SMS Curitiba - Secretaria Municipal de Saúde de Curitiba (PR) — Prova 2024
Uma das principais tarefas da gestão da clínica é convencer quem utiliza muito a unidade de saúde e é de baixo risco, a ir menos. E quem não utiliza e tem algum risco, a ir mais. Com relação gestão da clínica é CORRETO afirmar que:
Gestão da clínica eficaz = agenda flexível, não verticalizada por programas, para otimizar acesso e equidade.
A gestão da clínica busca equilibrar o acesso, incentivando usuários de baixo risco a usar menos e os de alto risco a usar mais. Agendas verticalizadas por programas podem dificultar esse equilíbrio e o acesso universal, comprometendo a integralidade do cuidado.

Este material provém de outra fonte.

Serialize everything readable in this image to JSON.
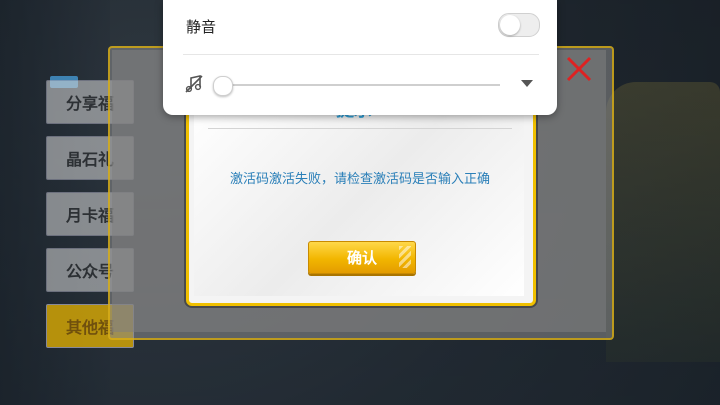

A gestão da clínica é um pilar fundamental da Atenção Primária à Saúde (APS), visando otimizar o uso dos recursos e garantir o acesso equitativo e oportuno aos serviços. Seu principal desafio é gerenciar a demanda, incentivando a utilização adequada dos serviços por diferentes perfis de risco da população, promovendo a saúde e prevenindo doenças de forma integral. Para um bom gerenciamento, é crucial conhecer a demanda da população adscrita, estratificando-a por risco. A organização da agenda é uma ferramenta essencial nesse processo. Agendas que são excessivamente verticalizadas ou organizadas por 'programas' específicos podem, paradoxalmente, dificultar o acesso, fragmentar o cuidado e impedir a resposta ágil às necessidades de saúde da comunidade, gerando iniquidades. Uma gestão da clínica eficaz preconiza agendas flexíveis e acessíveis, que permitam a organização da demanda espontânea e programada de forma integrada. O conceito de 'acesso avançado' ou 'agenda aberta' é um exemplo de estratégia para melhorar o acesso, reduzir filas e promover a longitudinalidade do cuidado, evitando a compartimentalização que agendas verticalizadas podem gerar e fortalecendo o vínculo com a equipe de saúde.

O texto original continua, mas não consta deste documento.